Winnebago : la première fake news de l'histoire du camping-car
C’est une histoire qui circule depuis deux décennies. Celle d'un Américain qui, tout en roulant, se serait levé de son siège pour se préparer un café à bord de son camping-car. Il aurait attaqué la marque Winnebago qui ne l'a pas prévenu qu'il fallait rester au volant, en raflant au passage, 1,75 million de dollars. Sauf que ce n'est qu'une légende urbaine.
L’histoire est trop belle pour être vraie, et pourtant, aujourd’hui encore, elle fait les beaux soirs des bivouacs et des aires de repos ou se réunissent camping-caristes et autres vanlifers qui se la racontent en boucle. Et ils ne sont pas les seuls à s’en nourrir. La presse américaine, des associations de consommateurs et même Courrier international, en 2003, ont plongé, et donné du crédit à cette légende urbaine, jusqu’à ce que, tout de même, quelques journalistes s’en aillent vérifier sa réalité, et n’ont jamais trouvé le moindre document officiel pour l’accréditer.
Une association de consommateurs et des médias embrayent
C’est au début des années 2000 qu’une association de consommateurs américains raconte, dans l’une de ses publications, qu’un brave homme, Merv Grazinski, s’offre, pour son départ à la retraite, un magnifique camping-car Winnebago, une marque qui, comme le frigidaire chez nous, est devenu un nom commun pour désigner toutes les maisons roulantes.
Ravi de son achat, il décide de prendre l’autoroute depuis le concessionnaire local jusque chez lui. Sur la highway, il enclenche le régulateur de vitesse à 70 miles, l’équivalent de 110 km/h, pour rester dans une parfaite légalité. Il fait beau et la route est droite, alors Merv décide de quitter le siège conducteur pour s’en aller se préparer un petit café à l’arrière, dans le coin cuisine prévu à cet effet.

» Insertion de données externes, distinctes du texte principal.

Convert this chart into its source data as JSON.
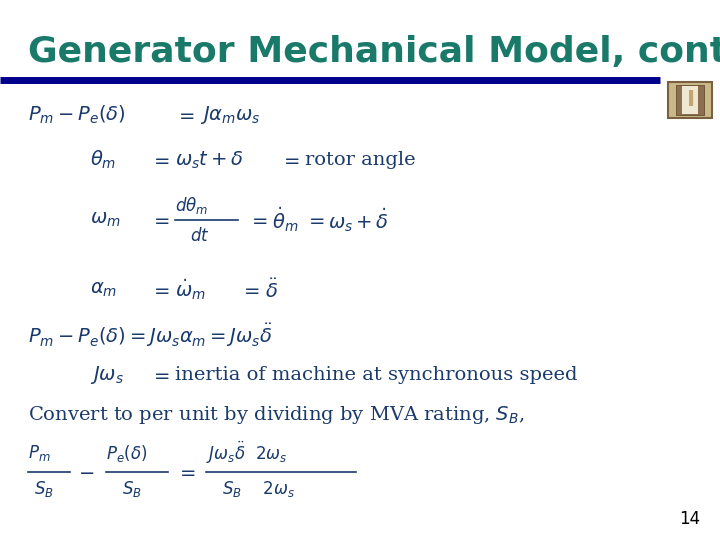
{
  "title": "Generator Mechanical Model, cont’d",
  "title_color": "#1a7a6a",
  "title_fontsize": 26,
  "bg_color": "#ffffff",
  "header_bar_color": "#00008B",
  "text_color": "#1a3a6b",
  "slide_number": "14"
}
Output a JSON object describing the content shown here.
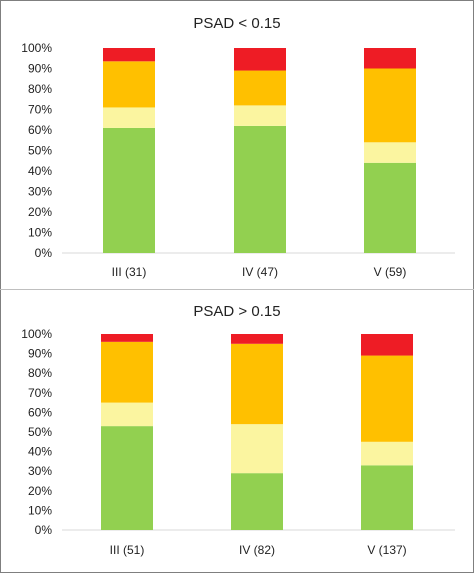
{
  "chart_data": [
    {
      "type": "bar",
      "stacked": true,
      "title": "PSAD < 0.15",
      "categories": [
        "III  (31)",
        "IV (47)",
        "V (59)"
      ],
      "y_ticks": [
        "0%",
        "10%",
        "20%",
        "30%",
        "40%",
        "50%",
        "60%",
        "70%",
        "80%",
        "90%",
        "100%"
      ],
      "ylim": [
        0,
        100
      ],
      "grid": false,
      "legend": "none",
      "series": [
        {
          "color": "#92d050",
          "values": [
            61,
            62,
            44
          ]
        },
        {
          "color": "#fbf5a0",
          "values": [
            10,
            10,
            10
          ]
        },
        {
          "color": "#ffc000",
          "values": [
            22.5,
            17,
            36
          ]
        },
        {
          "color": "#ee1c25",
          "values": [
            6.5,
            11,
            10
          ]
        }
      ]
    },
    {
      "type": "bar",
      "stacked": true,
      "title": "PSAD > 0.15",
      "categories": [
        "III  (51)",
        "IV (82)",
        "V (137)"
      ],
      "y_ticks": [
        "0%",
        "10%",
        "20%",
        "30%",
        "40%",
        "50%",
        "60%",
        "70%",
        "80%",
        "90%",
        "100%"
      ],
      "ylim": [
        0,
        100
      ],
      "grid": false,
      "legend": "none",
      "series": [
        {
          "color": "#92d050",
          "values": [
            53,
            29,
            33
          ]
        },
        {
          "color": "#fbf5a0",
          "values": [
            12,
            25,
            12
          ]
        },
        {
          "color": "#ffc000",
          "values": [
            31,
            41,
            44
          ]
        },
        {
          "color": "#ee1c25",
          "values": [
            4,
            5,
            11
          ]
        }
      ]
    }
  ]
}
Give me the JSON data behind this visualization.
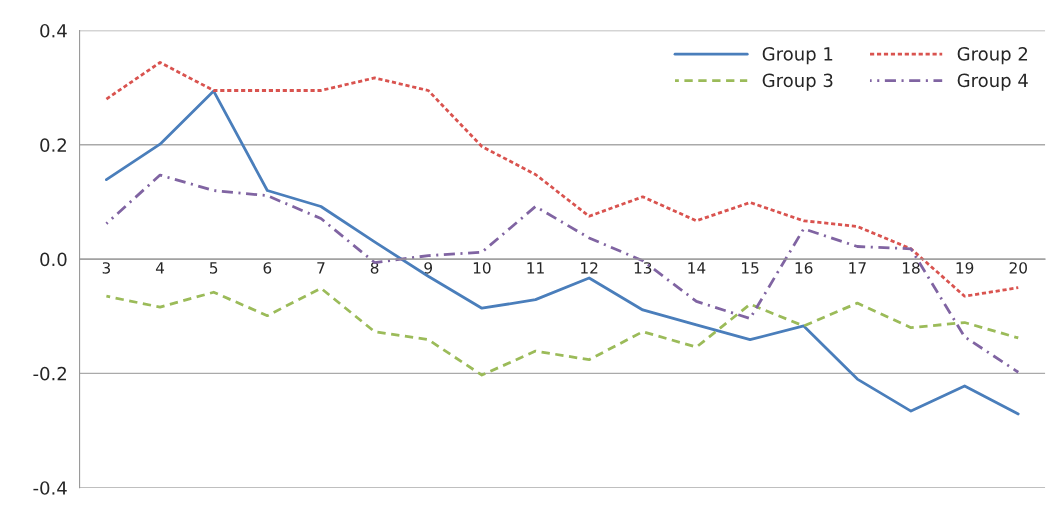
{
  "chart_data": {
    "type": "line",
    "categories": [
      "3",
      "4",
      "5",
      "6",
      "7",
      "8",
      "9",
      "10",
      "11",
      "12",
      "13",
      "14",
      "15",
      "16",
      "17",
      "18",
      "19",
      "20"
    ],
    "series": [
      {
        "name": "Group 1",
        "color": "#4a7ebb",
        "line_style": "solid",
        "values": [
          0.139,
          0.201,
          0.294,
          0.12,
          0.092,
          0.03,
          -0.03,
          -0.086,
          -0.071,
          -0.033,
          -0.089,
          -0.115,
          -0.141,
          -0.117,
          -0.21,
          -0.266,
          -0.222,
          -0.271
        ]
      },
      {
        "name": "Group 2",
        "color": "#d9534f",
        "line_style": "dotted",
        "values": [
          0.28,
          0.344,
          0.295,
          0.295,
          0.295,
          0.317,
          0.295,
          0.197,
          0.148,
          0.075,
          0.109,
          0.067,
          0.099,
          0.067,
          0.057,
          0.018,
          -0.065,
          -0.05
        ]
      },
      {
        "name": "Group 3",
        "color": "#9bbb59",
        "line_style": "dashed",
        "values": [
          -0.065,
          -0.084,
          -0.058,
          -0.099,
          -0.051,
          -0.127,
          -0.141,
          -0.203,
          -0.161,
          -0.176,
          -0.127,
          -0.154,
          -0.079,
          -0.117,
          -0.077,
          -0.12,
          -0.111,
          -0.138
        ]
      },
      {
        "name": "Group 4",
        "color": "#8064a2",
        "line_style": "dashdot",
        "values": [
          0.062,
          0.147,
          0.12,
          0.111,
          0.071,
          -0.006,
          0.006,
          0.012,
          0.092,
          0.037,
          -0.003,
          -0.074,
          -0.104,
          0.053,
          0.022,
          0.018,
          -0.136,
          -0.198
        ]
      }
    ],
    "ylim": [
      -0.4,
      0.4
    ],
    "yticks": [
      {
        "value": -0.4,
        "label": "-0.4"
      },
      {
        "value": -0.2,
        "label": "-0.2"
      },
      {
        "value": 0,
        "label": "0.0"
      },
      {
        "value": 0.2,
        "label": "0.2"
      },
      {
        "value": 0.4,
        "label": "0.4"
      }
    ],
    "grid": "y",
    "legend": "top right",
    "marker": "none"
  }
}
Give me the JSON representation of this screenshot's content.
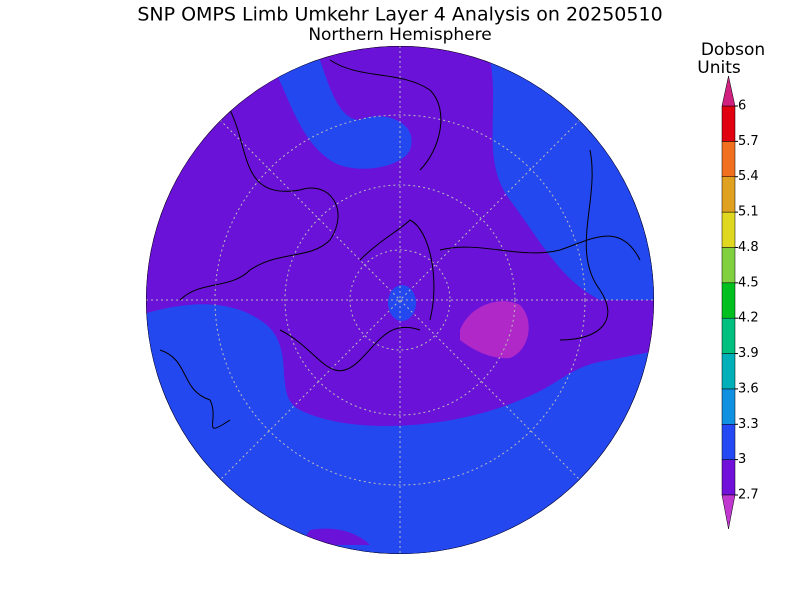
{
  "title": "SNP OMPS Limb Umkehr Layer 4 Analysis on 20250510",
  "subtitle": "Northern Hemisphere",
  "colorbar": {
    "label_lines": [
      "Dobson",
      "Units"
    ],
    "lim": [
      2.7,
      6
    ],
    "ticks": [
      2.7,
      3,
      3.3,
      3.6,
      3.9,
      4.2,
      4.5,
      4.8,
      5.1,
      5.4,
      5.7,
      6
    ],
    "colors": [
      "#7010d8",
      "#2448f4",
      "#1090e0",
      "#00b0b8",
      "#00c080",
      "#00c020",
      "#80d040",
      "#e0d820",
      "#e0a020",
      "#f07020",
      "#e00010"
    ],
    "under_color": "#c038d0",
    "over_color": "#d02080"
  }
}
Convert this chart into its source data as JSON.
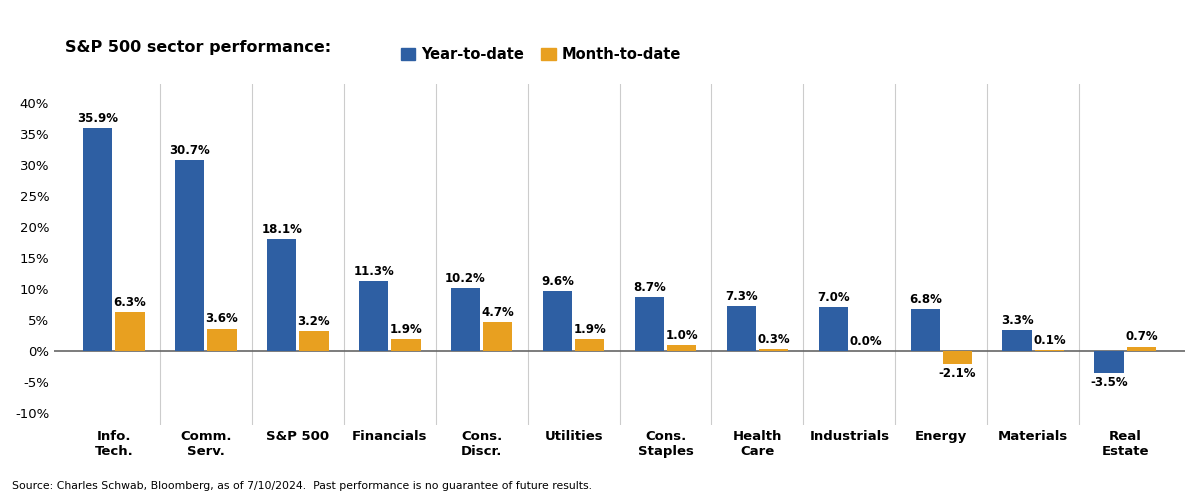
{
  "title": "S&P 500 sector performance:",
  "categories": [
    "Info.\nTech.",
    "Comm.\nServ.",
    "S&P 500",
    "Financials",
    "Cons.\nDiscr.",
    "Utilities",
    "Cons.\nStaples",
    "Health\nCare",
    "Industrials",
    "Energy",
    "Materials",
    "Real\nEstate"
  ],
  "ytd": [
    35.9,
    30.7,
    18.1,
    11.3,
    10.2,
    9.6,
    8.7,
    7.3,
    7.0,
    6.8,
    3.3,
    -3.5
  ],
  "mtd": [
    6.3,
    3.6,
    3.2,
    1.9,
    4.7,
    1.9,
    1.0,
    0.3,
    0.0,
    -2.1,
    0.1,
    0.7
  ],
  "ytd_color": "#2e5fa3",
  "mtd_color": "#e8a020",
  "background_color": "#ffffff",
  "grid_color": "#cccccc",
  "ylim": [
    -12,
    43
  ],
  "yticks": [
    -10,
    -5,
    0,
    5,
    10,
    15,
    20,
    25,
    30,
    35,
    40
  ],
  "ytick_labels": [
    "-10%",
    "-5%",
    "0%",
    "5%",
    "10%",
    "15%",
    "20%",
    "25%",
    "30%",
    "35%",
    "40%"
  ],
  "source_text": "Source: Charles Schwab, Bloomberg, as of 7/10/2024.  Past performance is no guarantee of future results.",
  "legend_ytd": "Year-to-date",
  "legend_mtd": "Month-to-date"
}
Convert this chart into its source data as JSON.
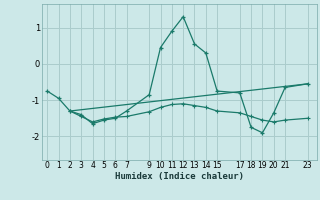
{
  "xlabel": "Humidex (Indice chaleur)",
  "bg_color": "#cce8e8",
  "grid_color": "#aacccc",
  "line_color": "#1a7a6a",
  "xlim": [
    -0.5,
    23.8
  ],
  "ylim": [
    -2.65,
    1.65
  ],
  "yticks": [
    -2,
    -1,
    0,
    1
  ],
  "xticks": [
    0,
    1,
    2,
    3,
    4,
    5,
    6,
    7,
    9,
    10,
    11,
    12,
    13,
    14,
    15,
    17,
    18,
    19,
    20,
    21,
    23
  ],
  "series1": [
    [
      0,
      -0.75
    ],
    [
      1,
      -0.95
    ],
    [
      2,
      -1.3
    ],
    [
      3,
      -1.4
    ],
    [
      4,
      -1.65
    ],
    [
      5,
      -1.55
    ],
    [
      6,
      -1.5
    ],
    [
      7,
      -1.3
    ],
    [
      9,
      -0.85
    ],
    [
      10,
      0.45
    ],
    [
      11,
      0.9
    ],
    [
      12,
      1.3
    ],
    [
      13,
      0.55
    ],
    [
      14,
      0.3
    ],
    [
      15,
      -0.75
    ],
    [
      17,
      -0.8
    ],
    [
      18,
      -1.75
    ],
    [
      19,
      -1.9
    ],
    [
      20,
      -1.35
    ],
    [
      21,
      -0.65
    ],
    [
      23,
      -0.55
    ]
  ],
  "series2": [
    [
      2,
      -1.3
    ],
    [
      3,
      -1.45
    ],
    [
      4,
      -1.6
    ],
    [
      5,
      -1.52
    ],
    [
      6,
      -1.47
    ],
    [
      7,
      -1.45
    ],
    [
      9,
      -1.32
    ],
    [
      10,
      -1.2
    ],
    [
      11,
      -1.12
    ],
    [
      12,
      -1.1
    ],
    [
      13,
      -1.15
    ],
    [
      14,
      -1.2
    ],
    [
      15,
      -1.3
    ],
    [
      17,
      -1.35
    ],
    [
      18,
      -1.45
    ],
    [
      19,
      -1.55
    ],
    [
      20,
      -1.6
    ],
    [
      21,
      -1.55
    ],
    [
      23,
      -1.5
    ]
  ],
  "series3": [
    [
      2,
      -1.3
    ],
    [
      23,
      -0.55
    ]
  ]
}
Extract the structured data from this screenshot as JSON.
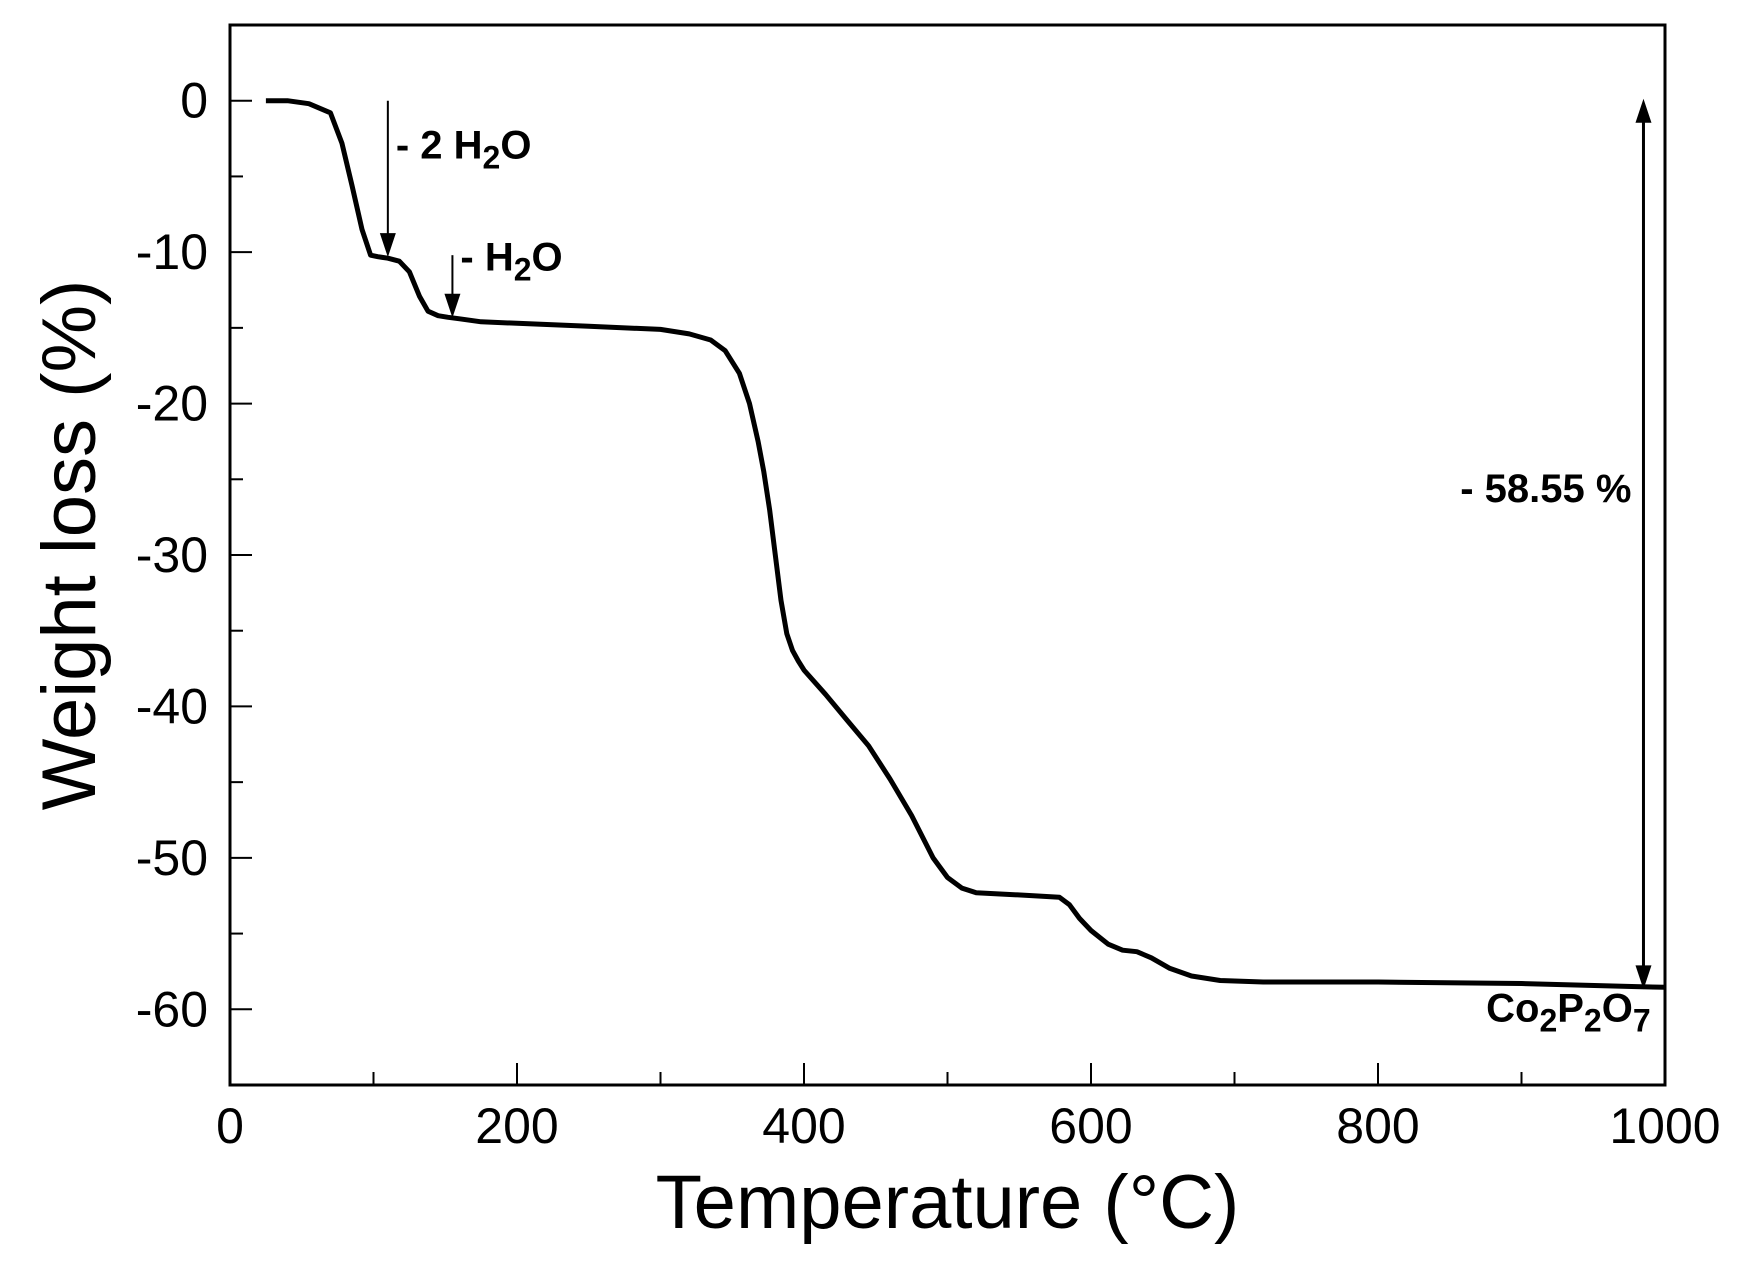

Et ce qui devait arriver arriva. On n’en était pas encore à compter les niveaux d’autonomie 2 ou 3 des véhicules modernes et le Winnebago quitte la route tout naturellement, pour finir sa course dans le fossé. Il est entièrement détruit mais fort heureusement, Merv est indemne. Il ne s’est même pas ébouillanté avec son café.
L’homme est d’ailleurs tellement sain de corps et d’esprit, ou presque, qu’il saisit la justice, qui lui donne raison quelques mois plus tard. Son avocat obtient 1,75 million de dollars de dommages et intérêts de la part de Winnebago fautif de ne pas l’avoir prévenu du danger de se lever en roulant. En plus, ne reculant devant aucun sacrifice, l’entreprise lui offre même un camping-car flambant neuf, en insistant pour qu’il ne quitte pas son siège en conduisant, et surtout, en modifiant tous ses manuels d’utilisation de la machine, pour que de futurs clients n’aient la même idée farfelue que Merv.
Sauf, qu’évidemment, toute cette histoire est entièrement fausse, comme l’a révélée en 2003, le Sarasota Herald Tribune. Trop tard, elle s’est répandue dans le monde entier, jusqu’en France, car les belles histoires ont la vie tenace et, comme le faisait dire John Ford à l’un de ses personnages journaliste de L’homme qui tua Liberty Valence, « quand la légende est plus belle que la vérité, on imprime la légende ». Et l'on pourra toujours continuer à se raconter celle de Merv Grazinski, le soir au bivouac.